Unmanned Aerial Vehicle Localization Using Angle of Departure from a
Single Base Station and Dead-Reckoning
Abstract
Localization in GNSS-denied environments for Unmanned Aerial Vehicles
(UAVs) has recently gained significant interest from the research
community. Most of the research is focused primarily on visual
localization. This paper, examines an algorithm which employs Angle of
Departure (AoD) and UAVs payload sensor data for UAV localization. First
the algorithm uses multiple AoDs from a single base station and a travel
calculated by applying dead-reckoning on the UAVs Inertial Measurement
Unit (IMU), to compute UAV location in two-dimensional (2D) coordinates.

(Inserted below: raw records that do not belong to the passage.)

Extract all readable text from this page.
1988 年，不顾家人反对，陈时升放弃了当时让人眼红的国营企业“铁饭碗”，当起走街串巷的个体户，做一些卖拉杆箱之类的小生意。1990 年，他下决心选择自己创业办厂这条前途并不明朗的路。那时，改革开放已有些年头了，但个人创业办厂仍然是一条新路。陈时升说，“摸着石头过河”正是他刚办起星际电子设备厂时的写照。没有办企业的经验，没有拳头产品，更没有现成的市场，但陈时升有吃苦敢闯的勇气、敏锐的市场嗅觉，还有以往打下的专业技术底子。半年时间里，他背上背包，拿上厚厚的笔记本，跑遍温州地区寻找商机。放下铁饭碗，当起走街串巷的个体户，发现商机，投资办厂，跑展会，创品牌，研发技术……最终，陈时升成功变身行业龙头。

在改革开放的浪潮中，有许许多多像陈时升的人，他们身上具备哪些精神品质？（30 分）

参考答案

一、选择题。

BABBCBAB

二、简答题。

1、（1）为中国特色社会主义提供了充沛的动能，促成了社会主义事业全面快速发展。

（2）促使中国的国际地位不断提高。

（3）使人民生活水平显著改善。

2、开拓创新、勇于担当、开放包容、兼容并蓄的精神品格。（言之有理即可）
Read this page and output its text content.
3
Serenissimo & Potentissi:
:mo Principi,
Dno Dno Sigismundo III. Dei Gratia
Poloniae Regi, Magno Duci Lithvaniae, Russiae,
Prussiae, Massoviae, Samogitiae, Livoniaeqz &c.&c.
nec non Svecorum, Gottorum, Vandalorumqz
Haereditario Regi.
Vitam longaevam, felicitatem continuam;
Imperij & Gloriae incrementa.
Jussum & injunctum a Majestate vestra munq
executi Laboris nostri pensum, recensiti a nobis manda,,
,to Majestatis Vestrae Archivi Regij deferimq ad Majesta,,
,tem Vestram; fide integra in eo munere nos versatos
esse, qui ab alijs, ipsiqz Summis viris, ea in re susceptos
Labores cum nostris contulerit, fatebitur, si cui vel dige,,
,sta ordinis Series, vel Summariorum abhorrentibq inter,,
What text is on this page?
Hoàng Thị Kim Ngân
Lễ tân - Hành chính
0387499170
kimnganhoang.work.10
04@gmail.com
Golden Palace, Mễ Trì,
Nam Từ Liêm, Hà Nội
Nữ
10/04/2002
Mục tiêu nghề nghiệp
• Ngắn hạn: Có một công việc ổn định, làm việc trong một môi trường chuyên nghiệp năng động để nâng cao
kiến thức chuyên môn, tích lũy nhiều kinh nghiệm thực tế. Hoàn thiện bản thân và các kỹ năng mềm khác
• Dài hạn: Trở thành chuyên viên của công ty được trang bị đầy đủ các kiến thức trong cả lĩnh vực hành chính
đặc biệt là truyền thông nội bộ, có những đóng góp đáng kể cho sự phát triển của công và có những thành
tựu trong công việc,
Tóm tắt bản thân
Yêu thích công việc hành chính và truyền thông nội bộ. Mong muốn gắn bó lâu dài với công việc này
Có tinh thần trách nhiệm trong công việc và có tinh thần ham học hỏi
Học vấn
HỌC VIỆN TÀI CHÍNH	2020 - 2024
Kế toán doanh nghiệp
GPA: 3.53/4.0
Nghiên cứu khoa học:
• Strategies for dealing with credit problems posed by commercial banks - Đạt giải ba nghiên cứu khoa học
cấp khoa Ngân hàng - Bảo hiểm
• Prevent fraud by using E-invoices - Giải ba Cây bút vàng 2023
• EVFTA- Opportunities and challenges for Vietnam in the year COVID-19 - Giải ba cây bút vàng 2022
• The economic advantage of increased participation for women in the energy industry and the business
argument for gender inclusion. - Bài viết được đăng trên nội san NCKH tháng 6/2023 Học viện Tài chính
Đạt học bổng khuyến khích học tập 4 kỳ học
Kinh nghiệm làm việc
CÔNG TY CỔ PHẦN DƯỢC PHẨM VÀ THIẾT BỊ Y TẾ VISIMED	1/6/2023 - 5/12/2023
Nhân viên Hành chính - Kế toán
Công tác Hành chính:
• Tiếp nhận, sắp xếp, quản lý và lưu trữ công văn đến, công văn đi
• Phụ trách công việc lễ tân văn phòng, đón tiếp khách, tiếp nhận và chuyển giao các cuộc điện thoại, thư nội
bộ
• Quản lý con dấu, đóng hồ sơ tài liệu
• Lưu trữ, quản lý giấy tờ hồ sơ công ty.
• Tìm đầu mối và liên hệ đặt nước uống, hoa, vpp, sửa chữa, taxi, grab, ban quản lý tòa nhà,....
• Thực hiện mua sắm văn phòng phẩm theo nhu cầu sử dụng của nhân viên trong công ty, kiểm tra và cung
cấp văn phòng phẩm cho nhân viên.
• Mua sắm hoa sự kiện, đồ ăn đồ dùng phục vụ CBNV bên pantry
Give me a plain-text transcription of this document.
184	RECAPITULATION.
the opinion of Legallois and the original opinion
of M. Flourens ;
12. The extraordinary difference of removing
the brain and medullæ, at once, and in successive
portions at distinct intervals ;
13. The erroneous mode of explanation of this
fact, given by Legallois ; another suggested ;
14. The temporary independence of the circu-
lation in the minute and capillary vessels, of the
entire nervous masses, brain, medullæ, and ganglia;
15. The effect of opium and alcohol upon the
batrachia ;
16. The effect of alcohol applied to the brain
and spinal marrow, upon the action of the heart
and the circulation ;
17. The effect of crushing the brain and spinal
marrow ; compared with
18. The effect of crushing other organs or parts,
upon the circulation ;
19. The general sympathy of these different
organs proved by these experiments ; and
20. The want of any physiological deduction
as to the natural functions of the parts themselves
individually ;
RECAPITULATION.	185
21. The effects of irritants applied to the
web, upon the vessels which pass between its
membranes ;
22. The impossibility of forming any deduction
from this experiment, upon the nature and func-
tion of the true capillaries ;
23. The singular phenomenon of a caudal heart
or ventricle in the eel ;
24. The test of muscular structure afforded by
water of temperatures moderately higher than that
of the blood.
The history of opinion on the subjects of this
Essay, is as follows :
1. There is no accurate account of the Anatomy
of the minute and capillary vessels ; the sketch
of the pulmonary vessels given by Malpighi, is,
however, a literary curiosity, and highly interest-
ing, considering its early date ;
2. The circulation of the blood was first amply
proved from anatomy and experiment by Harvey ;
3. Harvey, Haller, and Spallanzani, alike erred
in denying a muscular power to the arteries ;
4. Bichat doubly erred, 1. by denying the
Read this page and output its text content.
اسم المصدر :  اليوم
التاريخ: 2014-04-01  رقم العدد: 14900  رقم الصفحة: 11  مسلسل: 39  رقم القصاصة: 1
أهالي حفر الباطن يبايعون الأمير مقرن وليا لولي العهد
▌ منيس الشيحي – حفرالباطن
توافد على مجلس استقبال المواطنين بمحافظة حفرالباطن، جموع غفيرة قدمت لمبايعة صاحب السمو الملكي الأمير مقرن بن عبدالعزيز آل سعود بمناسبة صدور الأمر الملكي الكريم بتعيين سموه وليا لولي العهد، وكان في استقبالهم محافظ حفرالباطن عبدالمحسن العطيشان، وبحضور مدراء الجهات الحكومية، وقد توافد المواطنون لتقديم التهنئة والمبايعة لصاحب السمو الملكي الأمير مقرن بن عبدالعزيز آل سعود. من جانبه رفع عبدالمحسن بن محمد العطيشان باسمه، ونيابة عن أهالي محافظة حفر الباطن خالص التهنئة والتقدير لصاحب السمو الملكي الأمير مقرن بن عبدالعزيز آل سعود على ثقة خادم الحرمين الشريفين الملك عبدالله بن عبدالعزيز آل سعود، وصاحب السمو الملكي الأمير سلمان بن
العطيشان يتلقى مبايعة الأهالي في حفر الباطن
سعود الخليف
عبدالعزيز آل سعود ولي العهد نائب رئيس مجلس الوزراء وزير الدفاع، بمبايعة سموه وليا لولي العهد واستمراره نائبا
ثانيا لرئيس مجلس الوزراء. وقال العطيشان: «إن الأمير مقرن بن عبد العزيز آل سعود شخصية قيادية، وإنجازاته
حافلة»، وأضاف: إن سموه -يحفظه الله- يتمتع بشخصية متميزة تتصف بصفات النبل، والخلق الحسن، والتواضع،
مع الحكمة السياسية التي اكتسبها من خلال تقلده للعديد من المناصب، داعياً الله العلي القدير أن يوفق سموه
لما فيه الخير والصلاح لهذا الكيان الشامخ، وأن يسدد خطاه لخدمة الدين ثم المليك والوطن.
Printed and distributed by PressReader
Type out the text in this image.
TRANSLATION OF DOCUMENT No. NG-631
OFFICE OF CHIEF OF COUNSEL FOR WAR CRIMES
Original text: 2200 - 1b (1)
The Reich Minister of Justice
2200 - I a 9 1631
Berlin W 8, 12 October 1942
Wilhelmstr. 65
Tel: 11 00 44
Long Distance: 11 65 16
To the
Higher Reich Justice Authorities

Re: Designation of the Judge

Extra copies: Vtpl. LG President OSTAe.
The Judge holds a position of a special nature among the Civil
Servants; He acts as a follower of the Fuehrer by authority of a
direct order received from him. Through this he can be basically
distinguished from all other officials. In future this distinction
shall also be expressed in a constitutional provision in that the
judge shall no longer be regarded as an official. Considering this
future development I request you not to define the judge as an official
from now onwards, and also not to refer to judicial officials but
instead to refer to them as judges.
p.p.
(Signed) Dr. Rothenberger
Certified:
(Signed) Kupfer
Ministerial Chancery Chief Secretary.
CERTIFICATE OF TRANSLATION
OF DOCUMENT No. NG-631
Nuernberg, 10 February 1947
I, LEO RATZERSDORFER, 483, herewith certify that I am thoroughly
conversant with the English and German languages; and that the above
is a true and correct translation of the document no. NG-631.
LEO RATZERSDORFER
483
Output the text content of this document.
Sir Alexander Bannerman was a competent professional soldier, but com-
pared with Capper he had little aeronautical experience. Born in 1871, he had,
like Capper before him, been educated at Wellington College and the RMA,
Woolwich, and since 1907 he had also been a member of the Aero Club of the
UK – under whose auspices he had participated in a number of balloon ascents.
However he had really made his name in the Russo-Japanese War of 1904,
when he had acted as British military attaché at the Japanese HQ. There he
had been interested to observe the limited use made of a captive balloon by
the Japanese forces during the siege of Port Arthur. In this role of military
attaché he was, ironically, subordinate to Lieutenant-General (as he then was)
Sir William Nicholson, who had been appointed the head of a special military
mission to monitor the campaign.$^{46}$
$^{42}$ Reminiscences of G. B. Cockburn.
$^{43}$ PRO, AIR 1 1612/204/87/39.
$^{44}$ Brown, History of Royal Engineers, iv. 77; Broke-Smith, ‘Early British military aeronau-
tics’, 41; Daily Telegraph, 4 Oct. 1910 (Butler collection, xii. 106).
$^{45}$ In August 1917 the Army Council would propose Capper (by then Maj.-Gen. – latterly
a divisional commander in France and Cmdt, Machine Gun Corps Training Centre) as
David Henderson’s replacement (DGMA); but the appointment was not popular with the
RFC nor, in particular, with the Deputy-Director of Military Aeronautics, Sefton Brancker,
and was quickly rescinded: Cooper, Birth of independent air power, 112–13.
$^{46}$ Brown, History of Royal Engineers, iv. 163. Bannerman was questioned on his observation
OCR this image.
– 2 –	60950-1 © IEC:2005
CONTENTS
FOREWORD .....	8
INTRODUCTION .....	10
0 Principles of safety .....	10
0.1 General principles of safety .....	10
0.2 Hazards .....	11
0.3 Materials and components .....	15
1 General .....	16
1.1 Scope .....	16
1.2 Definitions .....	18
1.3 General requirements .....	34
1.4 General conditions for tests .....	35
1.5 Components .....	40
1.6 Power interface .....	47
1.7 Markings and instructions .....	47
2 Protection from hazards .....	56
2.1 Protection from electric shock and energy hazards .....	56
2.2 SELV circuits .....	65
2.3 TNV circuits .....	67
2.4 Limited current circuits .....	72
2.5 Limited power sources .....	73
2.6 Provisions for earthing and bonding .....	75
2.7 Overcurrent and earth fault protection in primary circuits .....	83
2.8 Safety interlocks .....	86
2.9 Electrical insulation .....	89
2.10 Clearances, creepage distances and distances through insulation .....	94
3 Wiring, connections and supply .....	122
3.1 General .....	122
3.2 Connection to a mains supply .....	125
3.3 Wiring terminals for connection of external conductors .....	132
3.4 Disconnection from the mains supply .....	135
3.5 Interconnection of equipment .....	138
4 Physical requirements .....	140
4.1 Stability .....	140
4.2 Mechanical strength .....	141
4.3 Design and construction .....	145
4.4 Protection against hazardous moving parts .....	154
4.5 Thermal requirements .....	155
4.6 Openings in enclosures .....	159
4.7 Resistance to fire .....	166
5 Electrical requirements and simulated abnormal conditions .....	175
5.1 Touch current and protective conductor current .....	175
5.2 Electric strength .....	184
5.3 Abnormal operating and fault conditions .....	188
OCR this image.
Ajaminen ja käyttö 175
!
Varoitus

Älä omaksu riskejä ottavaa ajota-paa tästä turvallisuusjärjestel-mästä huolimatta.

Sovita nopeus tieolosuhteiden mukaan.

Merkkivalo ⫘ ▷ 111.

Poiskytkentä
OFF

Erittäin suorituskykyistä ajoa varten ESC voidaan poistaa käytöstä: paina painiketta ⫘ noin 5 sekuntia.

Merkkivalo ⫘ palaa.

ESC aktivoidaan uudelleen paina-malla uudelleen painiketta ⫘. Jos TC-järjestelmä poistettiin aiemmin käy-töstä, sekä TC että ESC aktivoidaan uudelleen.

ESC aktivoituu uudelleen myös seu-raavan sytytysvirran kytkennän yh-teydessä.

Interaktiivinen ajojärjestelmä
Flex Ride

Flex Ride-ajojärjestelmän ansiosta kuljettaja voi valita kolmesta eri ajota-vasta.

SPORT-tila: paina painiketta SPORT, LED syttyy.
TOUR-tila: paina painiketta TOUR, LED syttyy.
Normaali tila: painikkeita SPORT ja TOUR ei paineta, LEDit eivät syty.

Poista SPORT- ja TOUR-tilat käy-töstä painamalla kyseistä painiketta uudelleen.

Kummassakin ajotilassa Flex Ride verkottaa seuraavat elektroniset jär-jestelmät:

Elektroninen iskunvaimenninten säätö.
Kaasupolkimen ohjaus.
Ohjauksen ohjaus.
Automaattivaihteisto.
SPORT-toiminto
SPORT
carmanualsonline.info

The 2D location estimate is then fed into a modified Extended Kalman
Filter (EKF), which employs the estimate, IMU and barometer data to
compute the three-dimensional (3D) coordinates for UAV. For the
simulation, we applied Simulation-in-the-Loop (SITL) accompanied by
Arducopter and MAVLink to simulate different trajectories and collect
the required data for the algorithm. We validated our algorithm by
comparing the EKF estimates with IMU dead-reckoned positions. Three
simulations were performed, consisting of linear, zigzag and curved
trajectories. We achieved a 90th percentile error of 2.5m and 4m for the
x-coordinate and y-coordinate, respectively, on the zigzag and curved
trajectories. Interestingly, the linear trajectory showed a larger
localization error in its y-coordinate.